# Adapting PID controller parameters using expert rules

I use the following equation to calculate a control signal of a time-discrete PID controller:

$$u(k) = u(k-1) + K_{R} \cdot \left(1+ \frac{T_{0}}{2 \cdot T_{I} }+ \frac{T_{D}}{T_{0}}\right) \cdot e(k) -K_{R} \cdot \left(1 -\frac{T_{0}}{2 \cdot T_{I} } +\frac{2 \cdot T_{D}}{ T_{0}} \right) \cdot e(k-1) + K_{R} \cdot \frac{T_{D}}{T_{0}} \cdot e(k-2)$$ where

• $$u(k)$$ is the control variable
• $$u(k-1)$$ is the previous control variable
• $$K_{R}$$ is the gain factor
• $$T_{0}$$ is the sampling time
• $$T_{I}$$ is the integral time
• $$T_{D}$$ is the derivative time
• $$e(k)$$ is the error

Now I want to add a parameter adaption functionality to this, since there are slow physical changes happening in the system (dirt is depositing around the valve of a water-bearing heating system). My research so far, has revealed, that the most common approach to adaptive PID controllers is via. system identification, as shown below:

From: "Runtime Evolution of Highly Dynamic Software" (2014)

A typical approach to PID tuning is rule based, e.g., something like Ziegler Nicols. However, this approach (and the other rule based ones) I follow a clear recipe:

• Set integral and derivative gain to 0
• Increase P until xxx ....
• Optimize integral gain
• Optimize derivative gain

Since in adaptive controllers, there is already a tuned controller who's parameters just have to be adapted, these methods cannot be applied, with the exception of the final step itself, for example:

• If oscillation is to high --> increase $$T_{d}$$ (view below)

• If controller is instable --> decrease $$T_{d}$$ (view below)

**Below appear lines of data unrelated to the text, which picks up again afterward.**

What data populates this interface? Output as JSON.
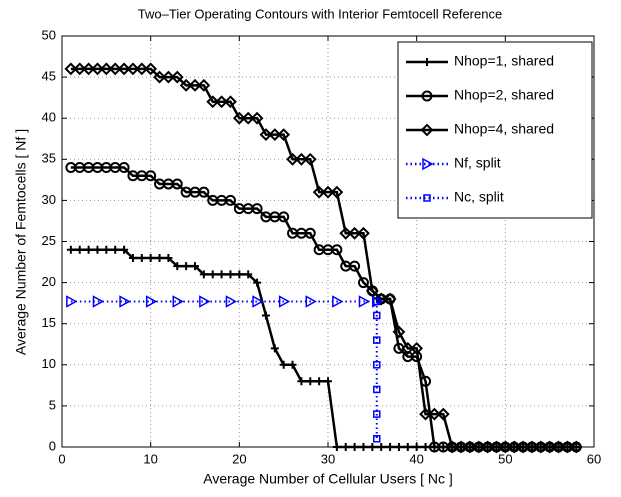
{
  "chart_data": {
    "type": "line",
    "title": "Two–Tier Operating Contours with Interior Femtocell Reference",
    "x_label": "Average Number of Cellular Users [ Nc ]",
    "y_label": "Average Number of Femtocells [ Nf ]",
    "xlim": [
      0,
      60
    ],
    "ylim": [
      0,
      50
    ],
    "xticks": [
      0,
      10,
      20,
      30,
      40,
      50,
      60
    ],
    "yticks": [
      0,
      5,
      10,
      15,
      20,
      25,
      30,
      35,
      40,
      45,
      50
    ],
    "grid": true,
    "legend": "upper right",
    "series": [
      {
        "name": "Nhop=1, shared",
        "color": "#000000",
        "marker": "plus",
        "style": "solid",
        "x": [
          1,
          2,
          3,
          4,
          5,
          6,
          7,
          8,
          9,
          10,
          11,
          12,
          13,
          14,
          15,
          16,
          17,
          18,
          19,
          20,
          21,
          22,
          23,
          24,
          25,
          26,
          27,
          28,
          29,
          30,
          31,
          32,
          33,
          34,
          35,
          36,
          37,
          38,
          39,
          40,
          41,
          42,
          43,
          44,
          45,
          46,
          47,
          48,
          49,
          50,
          51,
          52,
          53,
          54,
          55,
          56,
          57,
          58
        ],
        "values": [
          24,
          24,
          24,
          24,
          24,
          24,
          24,
          23,
          23,
          23,
          23,
          23,
          22,
          22,
          22,
          21,
          21,
          21,
          21,
          21,
          21,
          20,
          16,
          12,
          10,
          10,
          8,
          8,
          8,
          8,
          0,
          0,
          0,
          0,
          0,
          0,
          0,
          0,
          0,
          0,
          0,
          0,
          0,
          0,
          0,
          0,
          0,
          0,
          0,
          0,
          0,
          0,
          0,
          0,
          0,
          0,
          0,
          0
        ]
      },
      {
        "name": "Nhop=2, shared",
        "color": "#000000",
        "marker": "circle",
        "style": "solid",
        "x": [
          1,
          2,
          3,
          4,
          5,
          6,
          7,
          8,
          9,
          10,
          11,
          12,
          13,
          14,
          15,
          16,
          17,
          18,
          19,
          20,
          21,
          22,
          23,
          24,
          25,
          26,
          27,
          28,
          29,
          30,
          31,
          32,
          33,
          34,
          35,
          36,
          37,
          38,
          39,
          40,
          41,
          42,
          43,
          44,
          45,
          46,
          47,
          48,
          49,
          50,
          51,
          52,
          53,
          54,
          55,
          56,
          57,
          58
        ],
        "values": [
          34,
          34,
          34,
          34,
          34,
          34,
          34,
          33,
          33,
          33,
          32,
          32,
          32,
          31,
          31,
          31,
          30,
          30,
          30,
          29,
          29,
          29,
          28,
          28,
          28,
          26,
          26,
          26,
          24,
          24,
          24,
          22,
          22,
          20,
          19,
          18,
          18,
          12,
          11,
          11,
          8,
          0,
          0,
          0,
          0,
          0,
          0,
          0,
          0,
          0,
          0,
          0,
          0,
          0,
          0,
          0,
          0,
          0
        ]
      },
      {
        "name": "Nhop=4, shared",
        "color": "#000000",
        "marker": "diamond",
        "style": "solid",
        "x": [
          1,
          2,
          3,
          4,
          5,
          6,
          7,
          8,
          9,
          10,
          11,
          12,
          13,
          14,
          15,
          16,
          17,
          18,
          19,
          20,
          21,
          22,
          23,
          24,
          25,
          26,
          27,
          28,
          29,
          30,
          31,
          32,
          33,
          34,
          35,
          36,
          37,
          38,
          39,
          40,
          41,
          42,
          43,
          44,
          45,
          46,
          47,
          48,
          49,
          50,
          51,
          52,
          53,
          54,
          55,
          56,
          57,
          58
        ],
        "values": [
          46,
          46,
          46,
          46,
          46,
          46,
          46,
          46,
          46,
          46,
          45,
          45,
          45,
          44,
          44,
          44,
          42,
          42,
          42,
          40,
          40,
          40,
          38,
          38,
          38,
          35,
          35,
          35,
          31,
          31,
          31,
          26,
          26,
          26,
          19,
          18,
          18,
          14,
          12,
          12,
          4,
          4,
          4,
          0,
          0,
          0,
          0,
          0,
          0,
          0,
          0,
          0,
          0,
          0,
          0,
          0,
          0,
          0
        ]
      },
      {
        "name": "Nf, split",
        "color": "#0000ff",
        "marker": "triangle",
        "style": "dotted",
        "x": [
          1,
          4,
          7,
          10,
          13,
          16,
          19,
          22,
          25,
          28,
          31,
          34,
          35.5
        ],
        "values": [
          17.7,
          17.7,
          17.7,
          17.7,
          17.7,
          17.7,
          17.7,
          17.7,
          17.7,
          17.7,
          17.7,
          17.7,
          17.7
        ]
      },
      {
        "name": "Nc, split",
        "color": "#0000ff",
        "marker": "square",
        "style": "dotted",
        "x": [
          35.5,
          35.5,
          35.5,
          35.5,
          35.5,
          35.5,
          35.5
        ],
        "values": [
          17.7,
          16,
          13,
          10,
          7,
          4,
          1
        ]
      }
    ]
  }
}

My question now is, is there a system of rules that I can apply for the adaptive control of my controller? Particularly great would be one that can translate to the formula I gave at the start ... Advice on good Python implementations would also be of great value to me.

Edit:

The pid controller controls a 3-way valve that mixes hot supply water into the circulation of a water-bearing radiator. A schematic I found on the internet is shown below. The values in my case: supply temperature (where it says 180°F) would be 40-70°C, inflow (where it says 110°F) would be around 20-40°C, outflow (where it says 90°F) would be around 5-10°C lower than the inflow. The valve itself is operated between 0% and 100%

Below I've included an actual 6 hour snapshot of the processes (current control, not implemented by me). The purple timeseries is the setpoint, yellow is the inflow temperature (the controlled temperature). The Y axis shows "temperature":

• Can you add the model for your process and write down a typical reference signal you want to follow? This will give uss more insight in what the possibilities are to identificatie your system parameters. Jul 7 '20 at 16:20
• @useless-machine sure, i made an edit Jul 8 '20 at 9:26
• thank you, but I wanted to have more information about the reference signal, the set-point, desired-value. Is it a constant or are you tracking a certain wave form. Do you expect perturbations. Can we perturb the reference signal to measure a system response. With this information we can search for an applicable system identification method. Jul 8 '20 at 18:36
• Ive included a snapshot of the data so you can get a feel for the system. As you can see there are perturbations. Sadly, we cannot perturb the reference signal to measure a response, since there is a lot of "natural" disturbance, the signal would have to be very strong, causing discomfort for the user ... Jul 9 '20 at 8:52

My question now is, is there a system of rules that I can apply for the adaptive control of my controller?

As far as I know there are no such rules. Creating an adaptive controller without checking the convergence and robustness can have an unwanted effect on the performance. This requires knowledge about the system dynamics and more advanced tools than just using trail-and-error or rules of thumb, such as the Ziegler and Nichols method.

I discovered follow a clear recipe:

• Set integral and derivative gain to 0
• Increase P until xxx ....
• Optimize integral gain
• Optimize derivative gain

This method you describe above is called trail-and-error. With the Ziegler and Nichols method you determine the system properties. Based on that, you can determine the gains of the desired controller.

This brings me to a simple solution that you could use. Determine the required system properties for the Ziegler and Nichols method during the day and than update them occasionally. It is important that this update is much lower frequent than all the system dynamics so that you can assume that is the same as restarting the system.